Solutions to this problem have to carefully organize associated data, so that, they can be retrieved in constant time without the need of storing keys in $S$.
Compressed static functions move a step forward: not only do not store the keys, but also achieve space complexities bounded in term of the entropy $H_0$ of the associated data.
Such kind of solutions are very interesting mainly for two reasons. Firstly, being $nH_0$ at most $n\log \sigma$, these results are always at least as good as the uncompressed ones. Moreover, since the associated data often follow a skewed distribution, $nH_0$ could even become sublinear in $n$.

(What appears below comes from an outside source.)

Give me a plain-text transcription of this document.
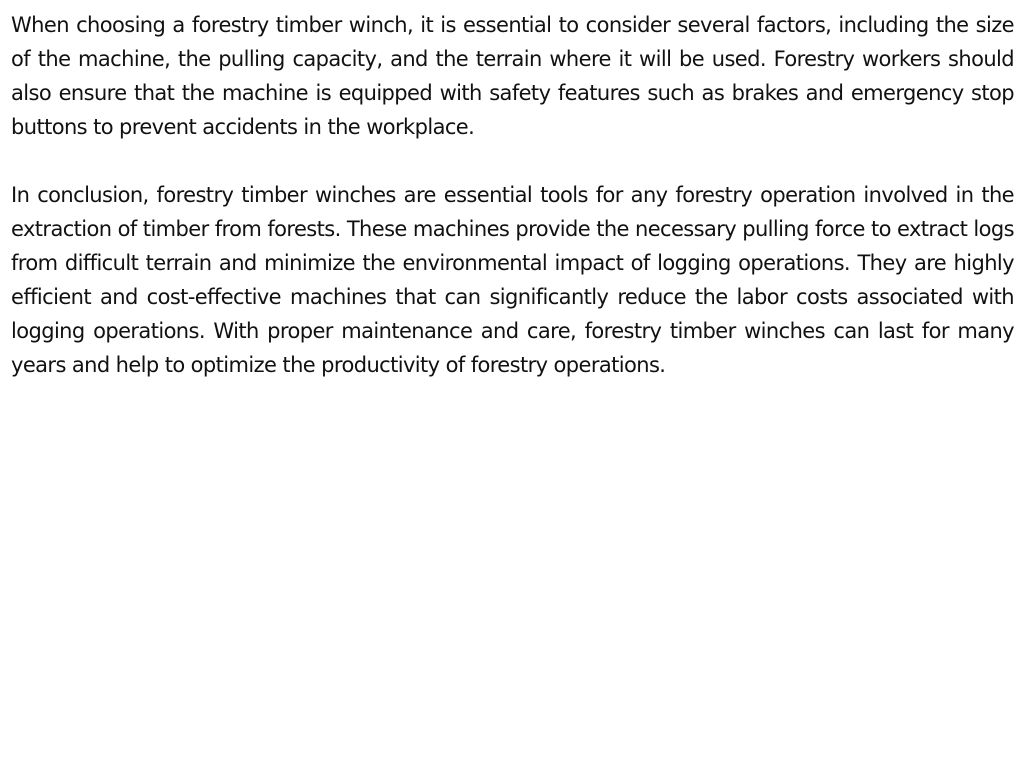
When choosing a forestry timber winch, it is essential to consider several factors, including the size of the machine, the pulling capacity, and the terrain where it will be used. Forestry workers should also ensure that the machine is equipped with safety features such as brakes and emergency stop buttons to prevent accidents in the workplace.

In conclusion, forestry timber winches are essential tools for any forestry operation involved in the extraction of timber from forests. These machines provide the necessary pulling force to extract logs from difficult terrain and minimize the environmental impact of logging operations. They are highly efficient and cost-effective machines that can significantly reduce the labor costs associated with logging operations. With proper maintenance and care, forestry timber winches can last for many years and help to optimize the productivity of forestry operations.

The current best solutions are by Porat and Hreinsson et al. The first one requires $n\log \sigma +o(n)$ bits of space, while the second one uses $(1+\delta)nH_0+n \cdot \min(p_0+0.086,1.82(1-p_0))$ bits of space, where $p_0$ is the probability of the most frequent symbol and $\delta$ is a constant greater than $0$. Thus, the space complexities of these solutions are incomparable:
the former has a sublinear overhead but is not compressed, while the latter is suboptimal due to the factor $(1+\delta)$ to multiply $H_0$ and has an overhead that may be $\Theta(n)$ depending on $p_0$.
Our optimal scheme achieves the best of the two being the first known solution obtaining simultaneously constant query time, compressed space ($nH_0$), and sublinear overhead ($o(n)$).

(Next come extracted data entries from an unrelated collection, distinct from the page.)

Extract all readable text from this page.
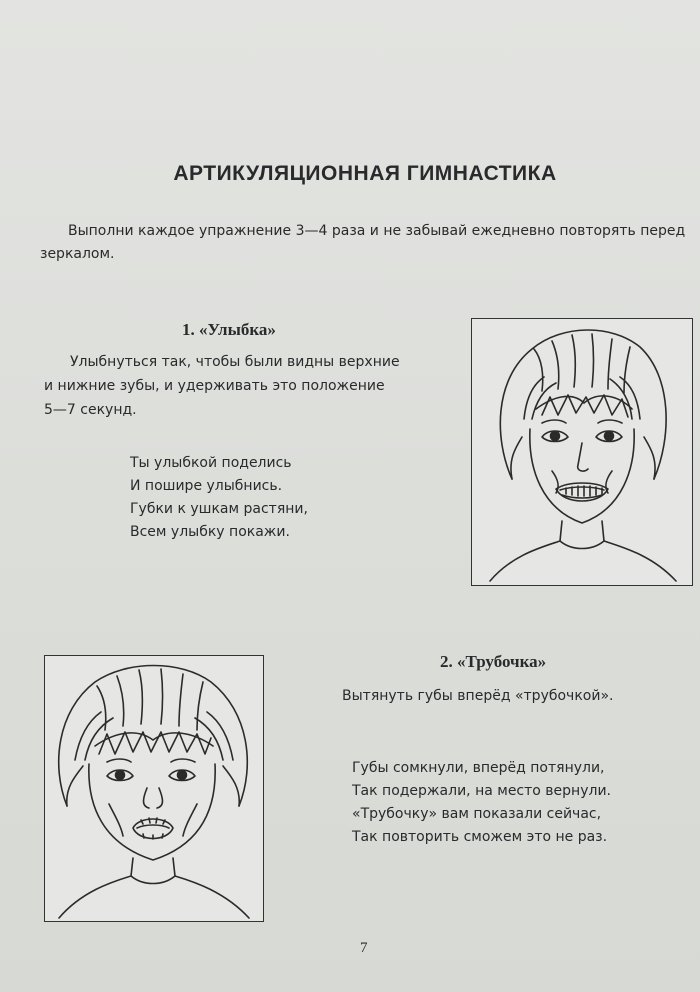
АРТИКУЛЯЦИОННАЯ ГИМНАСТИКА
Выполни каждое упражнение 3—4 раза и не забывай ежедневно повторять перед зеркалом.
1. «Улыбка»
Улыбнуться так, чтобы были видны верхние
и нижние зубы, и удерживать это положение
5—7 секунд.
Ты улыбкой поделись
И пошире улыбнись.
Губки к ушкам растяни,
Всем улыбку покажи.
2. «Трубочка»
Вытянуть губы вперёд «трубочкой».
Губы сомкнули, вперёд потянули,
Так подержали, на место вернули.
«Трубочку» вам показали сейчас,
Так повторить сможем это не раз.
7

We strongly believe that these characteristics makes the use of static functions significantly more appealing for many applications.
Approximate membership. The approximate membership problem has been studied for decades and the Bloom filter data structure~is probably the most popular and widely used technique solving it.
With Bloom filters we can represent a set of $n$ integers by using $n\log\frac{1}{\epsilon} \log e$ bits of space with false positive probability ({\sf fpp}) $\epsilon$.
Both its space and time complexities are non-optimal: space is a constant factor away from optimal, and query time is logarithmic in $\frac{1}{\epsilon}$.
Constant time approximate membership data structures are able to achieve optimal $n \log \frac{1}{\epsilon} +o(n)$ bits of space only if
$\frac{1}{\epsilon}$ is a power of two.
The current best solution requires an $O(n)$ bits overhead in addition to the optimal space, for an arbitrary {\sf fpp}.
Our optimal scheme is the first known solution having $o(n)$ overhead, for any value of $\epsilon$ such that $\log \frac{1}{\epsilon} = o(\log n / \log\log n)$, namely, any reasonable choice of $\epsilon$ in practice.
Relative membership. This problem asks to solve a further relaxation of the membership query. Given two sets $S$ and $R$ with $S \subset R$, we must be able to distinguish whether a key belongs to $S$ or $R\setminus S$. Our compressed static functions are used to obtain a constant time solution for the problem achieving an optimal space complexity (up to lower order term).